Wednesday, May 18, 2011

New Acetaminophen Dosing

New Acetaminophen Dosing, One Physician's Response

In the past few weeks, many changes have burst onto the front page concerning acetaminophen, the most commonly used over the counter medication for children.  Infant drops are going bye-bye, yet dosing information for children under age 2 will be made more available for combination medications containing acetaminophen.  Isn't this a mixed message?  What are we to make of all this?

I think it is only fair for me to tell you what I make of all this.  I cannot comment on what others are making it.  I come to you as a physician and a mother. 

Acetaminophen is one of the most useful and widely used medications in the US, and possibly worldwide.  It is used for fever, pain and even for prevention of both.  It is also the most common medication found in accidental ingestions.  That's the medical term for poisoning.  That's when your toddler, child or teen gets into the medication without your knowledge or permission.  It also includes those times when a parent or grandparent accidentally or unknowingly gives a higher dose than what is indicated.  If these overdoses are suspected immediately, they can be diagnosed by a series of timed blood tests and treated with medication.  Unfortunately, this is not always the case.  I will spare you the details, but this can result in a painful death by liver failure that can take several days.  It's heartbreaking.

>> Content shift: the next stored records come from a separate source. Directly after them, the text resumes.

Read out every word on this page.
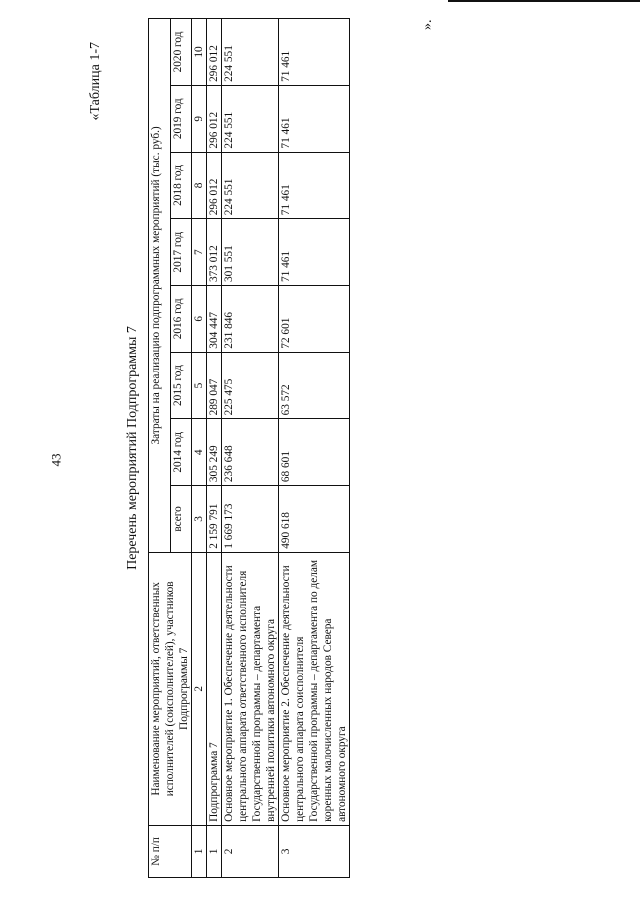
43
«Таблица 1-7
Перечень мероприятий Подпрограммы 7
№ п/п	Наименование мероприятий, ответственных исполнителей (соисполнителей), участников Подпрограммы 7	Затраты на реализацию подпрограммных мероприятий (тыс. руб.)							
		всего	2014 год	2015 год	2016 год	2017 год	2018 год	2019 год	2020 год
1	2	3	4	5	6	7	8	9	10
1	Подпрограмма 7	2 159 791	305 249	289 047	304 447	373 012	296 012	296 012	296 012
2	Основное мероприятие 1. Обеспечение деятельности центрального аппарата ответственного исполнителя Государственной программы – департамента внутренней политики автономного округа	1 669 173	236 648	225 475	231 846	301 551	224 551	224 551	224 551
3	Основное мероприятие 2. Обеспечение деятельности центрального аппарата соисполнителя Государственной программы – департамента по делам коренных малочисленных народов Севера автономного округа	490 618	68 601	63 572	72 601	71 461	71 461	71 461	71 461
».
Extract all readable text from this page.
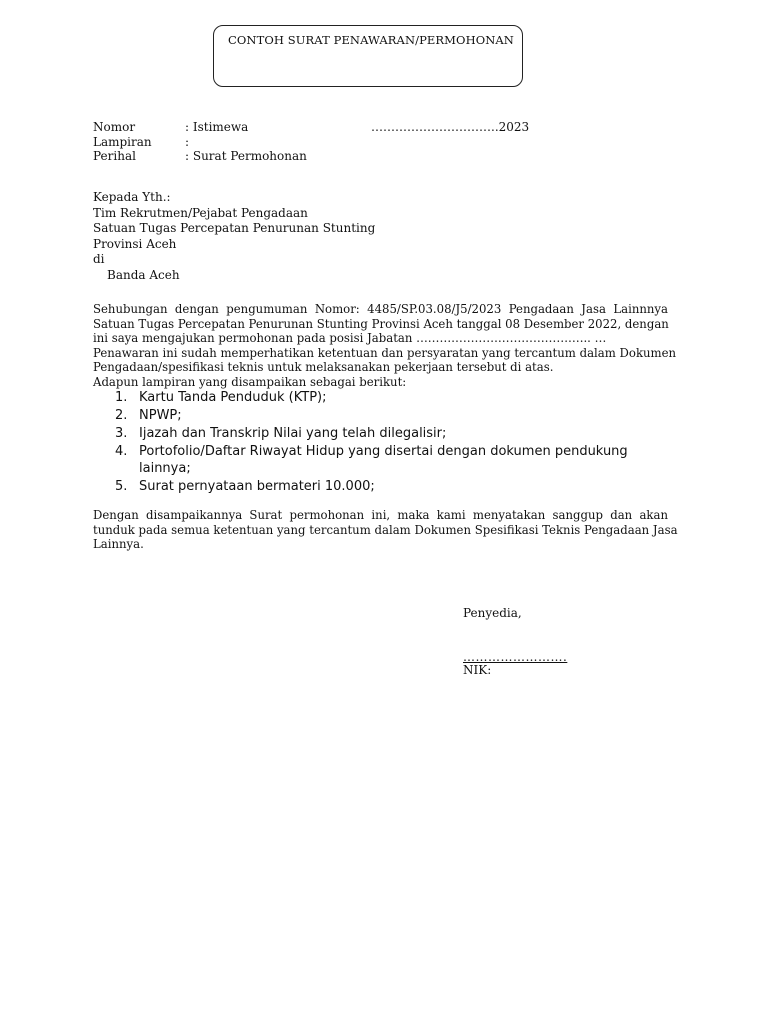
CONTOH SURAT PENAWARAN/PERMOHONAN
Nomor	: Istimewa	…………………………..2023
Lampiran	:
Perihal	: Surat Permohonan
Kepada Yth.:
Tim Rekrutmen/Pejabat Pengadaan
Satuan Tugas Percepatan Penurunan Stunting
Provinsi Aceh
di
Banda Aceh
Sehubungan dengan pengumuman Nomor: 4485/SP.03.08/J5/2023 Pengadaan Jasa Lainnnya
Satuan Tugas Percepatan Penurunan Stunting Provinsi Aceh tanggal 08 Desember 2022, dengan
ini saya mengajukan permohonan pada posisi Jabatan ……………………………………... …
Penawaran ini sudah memperhatikan ketentuan dan persyaratan yang tercantum dalam Dokumen
Pengadaan/spesifikasi teknis untuk melaksanakan pekerjaan tersebut di atas.
Adapun lampiran yang disampaikan sebagai berikut:
1. Kartu Tanda Penduduk (KTP);
2. NPWP;
3. Ijazah dan Transkrip Nilai yang telah dilegalisir;
4. Portofolio/Daftar Riwayat Hidup yang disertai dengan dokumen pendukung lainnya;
5. Surat pernyataan bermateri 10.000;
Dengan disampaikannya Surat permohonan ini, maka kami menyatakan sanggup dan akan
tunduk pada semua ketentuan yang tercantum dalam Dokumen Spesifikasi Teknis Pengadaan Jasa
Lainnya.
Penyedia,
…………………….
NIK:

Acetaminophen is marketed in several different strengths.  Tablets come in different strengths, as do liquid preparations.  Dosing information for children under 2 years of age has not been available on the packaging.  For Pediatricians and Family Practicioners, this has meant a lot of after hours phone calls for dosing information.  The proactive physician will make this kind of dosing information available to parents before they need it.  I have always given this to parents at the 2 month visit, and geared it toward the child's weight.  I also discussed this in one of my first blogs.  However, multiple preparations in multiple strengths definately causes confusion.  Getting rid of the most concentrated strength will certainly increase safety.  Even with this move, doses will need to be based on a child's weight, not on their age. 

This means parents will need to know their child's weight at all times.  Many of us don't do that.  We don't weigh our children on a regular basis.  We certainly don't weigh them when they are sick and miserable.  Some of us don't have scales in our homes.  I recommend two things.  The first is that you check with your provider to see if they have a patient portal to your child's medical record.  This is a way to access parts of the electronic medical record over the internet.  The part that includes your child's weight, height and other vital signs is universally accessible in participating hospitals and clinics.  Unfortunately, it is only as accurate as your child's most recent visit.  Therefore, you should also consider getting a good set of home scales so that you can weigh your child at home when they are sick. 

I am not a fan of over the counter cold medications.  They don't work well in children, and they are fraught with side effects.  This leads me to the combination medications with acetaminophen.  Most of them are "cold" medications.  Having dosing information available for children under age 2 years is convenient, because that means fewer phone calls to the physician in the middle of the night.  However, it also means that more parents will be giving their children and toddlers medications that I don't think they should have.  I think it is going to be difficult for the FDA to do this without sending a mixed message.  It is just as unwise for the FDA to be giving mixed messages to parents and grandparents as it is for us, as parents, to give mixed messages to our teenagers.  We need to push them to make a completely responsible decision.

Furthermore, if we are going to talk about the safety of acetaminophen, let us not forget the teens.  This is still a favorite medication to use in suicide and suicide attempts.  While I admit that legislature can to little to address this, all this media attention could be a springboard for conversations.  Let's start talking about teens and their use of acetaminophen.  Let's talk about their use of over the counter medications in general. 

There is a lot of new information out there.  A spotlight has been thrown on acetaminophen.  I think that is a good thing.  I'm not sure it is enough.  I have mixed feelings about the withdrawal of acetaminophen infant drops from the market, but I think it is the right thing to do.  I am not certain that it is right to post dosing information for children under age 2 for combination medications containing acetaminophen.  I also think the conversation needs to move forward concerning the different strengths of tablets.  Finally, keep this, and all medications, out of the reach of children and teens.  Perhaps that should be the topic of my next blog.